Specifically, the study examined the adolescents’ level of antisocial behavior, the level of such behavior in parents, and the teens’ general perceptions of their parents’ behavior.
The study examined if the effect of parents’ antisocial behavior on the teens’ antisocial behavior could be explained by the teens’ perceptions of their parents as antisocial, as well as by disrupted parenting practices, such as poor monitoring, hostility, and harsh and inconsistent discipline.
The researchers concluded that the children learned antisocial behavior by observing and interpreting their parents’ antisocial behavior. Parents’ behavior provides children with a model for their own behavior, and children’s perception that a parent is antisocial may be a key component in choosing and validating their own behaviors, giving children permission to engage in this type of behavior.
For the teenagers in this study, the recognition of antisocial behavior in their parents played an important role in increasing their risk for similar conduct; in fact, it played more of a role than the teens’ assessment of their parents’ parenting abilities.
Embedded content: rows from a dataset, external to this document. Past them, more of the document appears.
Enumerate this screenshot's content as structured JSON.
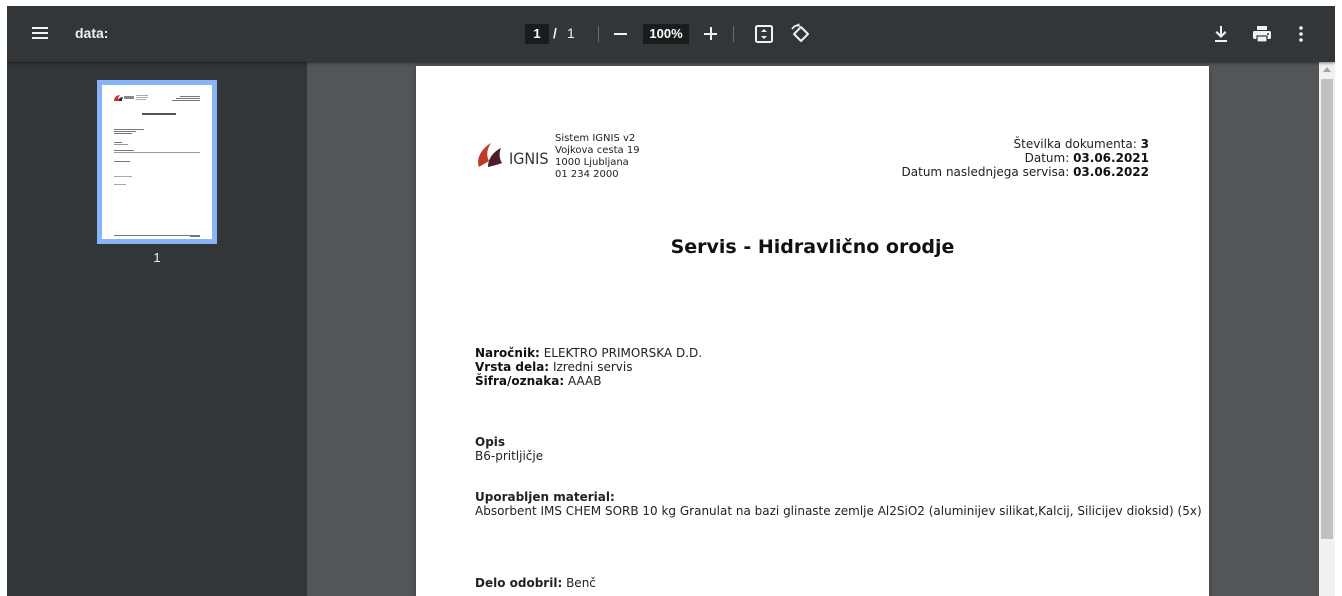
{
  "toolbar": {
    "title": "data:",
    "page_current": "1",
    "page_separator": "/",
    "page_total": "1",
    "zoom": "100%"
  },
  "sidebar": {
    "thumbnail_label": "1"
  },
  "document": {
    "logo_text": "IGNIS",
    "company": {
      "name": "Sistem IGNIS v2",
      "street": "Vojkova cesta 19",
      "city": "1000 Ljubljana",
      "phone": "01 234 2000"
    },
    "meta": {
      "doc_number_label": "Številka dokumenta:",
      "doc_number_value": "3",
      "date_label": "Datum:",
      "date_value": "03.06.2021",
      "next_service_label": "Datum naslednjega servisa:",
      "next_service_value": "03.06.2022"
    },
    "title": "Servis - Hidravlično orodje",
    "client_label": "Naročnik:",
    "client_value": "ELEKTRO PRIMORSKA D.D.",
    "work_type_label": "Vrsta dela:",
    "work_type_value": "Izredni servis",
    "code_label": "Šifra/oznaka:",
    "code_value": "AAAB",
    "description_label": "Opis",
    "description_value": "B6-pritljičje",
    "material_label": "Uporabljen material:",
    "material_value": "Absorbent IMS CHEM SORB 10 kg Granulat na bazi glinaste zemlje Al2SiO2 (aluminijev silikat,Kalcij, Silicijev dioksid) (5x)",
    "approved_label": "Delo odobril:",
    "approved_value": "Benč"
  },
  "colors": {
    "toolbar_bg": "#323639",
    "viewer_bg": "#525659",
    "thumb_highlight": "#8ab4f8",
    "logo_red": "#c0392b",
    "logo_dark": "#4a1f2a"
  },
  "icons": [
    "menu-icon",
    "zoom-out-icon",
    "zoom-in-icon",
    "fit-page-icon",
    "rotate-icon",
    "download-icon",
    "print-icon",
    "more-vert-icon"
  ]
}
Furthermore, the findings were the same for the effect of both fathers’ and mothers’ antisocial behavior and parenting on the development and growth of boys’ and girls’ antisocial behavior.
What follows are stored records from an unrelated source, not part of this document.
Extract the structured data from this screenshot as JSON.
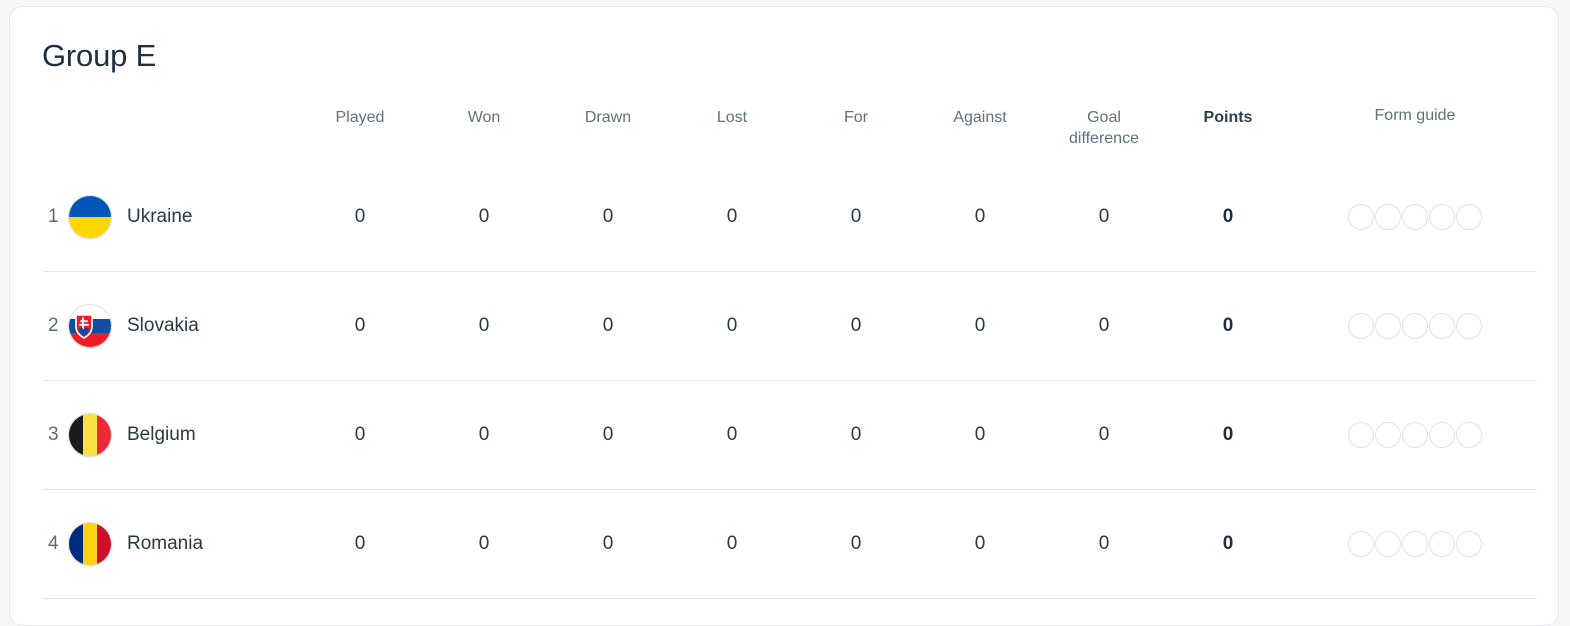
{
  "card": {
    "title": "Group E"
  },
  "table": {
    "columns": [
      {
        "key": "team",
        "label": ""
      },
      {
        "key": "played",
        "label": "Played"
      },
      {
        "key": "won",
        "label": "Won"
      },
      {
        "key": "drawn",
        "label": "Drawn"
      },
      {
        "key": "lost",
        "label": "Lost"
      },
      {
        "key": "for",
        "label": "For"
      },
      {
        "key": "against",
        "label": "Against"
      },
      {
        "key": "goal_difference",
        "label": "Goal difference"
      },
      {
        "key": "points",
        "label": "Points"
      },
      {
        "key": "form_guide",
        "label": "Form guide"
      }
    ],
    "headers": {
      "played": "Played",
      "won": "Won",
      "drawn": "Drawn",
      "lost": "Lost",
      "for": "For",
      "against": "Against",
      "goal_difference_line1": "Goal",
      "goal_difference_line2": "difference",
      "points": "Points",
      "form_guide": "Form guide"
    },
    "rows": [
      {
        "rank": "1",
        "team": "Ukraine",
        "flag": "flag-ukraine",
        "played": "0",
        "won": "0",
        "drawn": "0",
        "lost": "0",
        "for": "0",
        "against": "0",
        "goal_difference": "0",
        "points": "0",
        "form_guide": [
          "",
          "",
          "",
          "",
          ""
        ]
      },
      {
        "rank": "2",
        "team": "Slovakia",
        "flag": "flag-slovakia",
        "played": "0",
        "won": "0",
        "drawn": "0",
        "lost": "0",
        "for": "0",
        "against": "0",
        "goal_difference": "0",
        "points": "0",
        "form_guide": [
          "",
          "",
          "",
          "",
          ""
        ]
      },
      {
        "rank": "3",
        "team": "Belgium",
        "flag": "flag-belgium",
        "played": "0",
        "won": "0",
        "drawn": "0",
        "lost": "0",
        "for": "0",
        "against": "0",
        "goal_difference": "0",
        "points": "0",
        "form_guide": [
          "",
          "",
          "",
          "",
          ""
        ]
      },
      {
        "rank": "4",
        "team": "Romania",
        "flag": "flag-romania",
        "played": "0",
        "won": "0",
        "drawn": "0",
        "lost": "0",
        "for": "0",
        "against": "0",
        "goal_difference": "0",
        "points": "0",
        "form_guide": [
          "",
          "",
          "",
          "",
          ""
        ]
      }
    ]
  },
  "colors": {
    "title_text": "#1d3042",
    "header_text": "#5f7080",
    "body_text": "#293945",
    "divider": "#e6e6ea",
    "card_border": "#e8e8ec",
    "page_background": "#f6f6f8",
    "form_circle_border": "#e3e3e7",
    "ukraine_blue": "#0057b7",
    "ukraine_yellow": "#ffd700",
    "slovakia_blue": "#0b4ea2",
    "slovakia_red": "#ee1c25",
    "belgium_black": "#1a1a1a",
    "belgium_yellow": "#fae042",
    "belgium_red": "#ed2939",
    "romania_blue": "#002b7f",
    "romania_yellow": "#fcd116",
    "romania_red": "#ce1126"
  }
}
A notable finding was that the strongest influence on a child’s antisocial behavior in the 12th grade was that child’s own level of behavior in 9th grade. This indicates that there is stability in antisocial behavior through adolescence, and that the processes reported in this study are well under way by the 9th grade.
“These findings suggest that focusing on how children perceive mom and dad’s behavior and the origin of these perceptions could facilitate family-centered interventions designed to reduce the risk for problem behavior,” according to Shannon J. Dogan, the study’s lead author and a research assistant at the University of California, Davis.
“Further, identifying antisocial parents would assist in early identification of at-risk families. Interventions that reduce parental antisocial behavior and improve parenting practices should also reduce levels of problem behavior among teens.”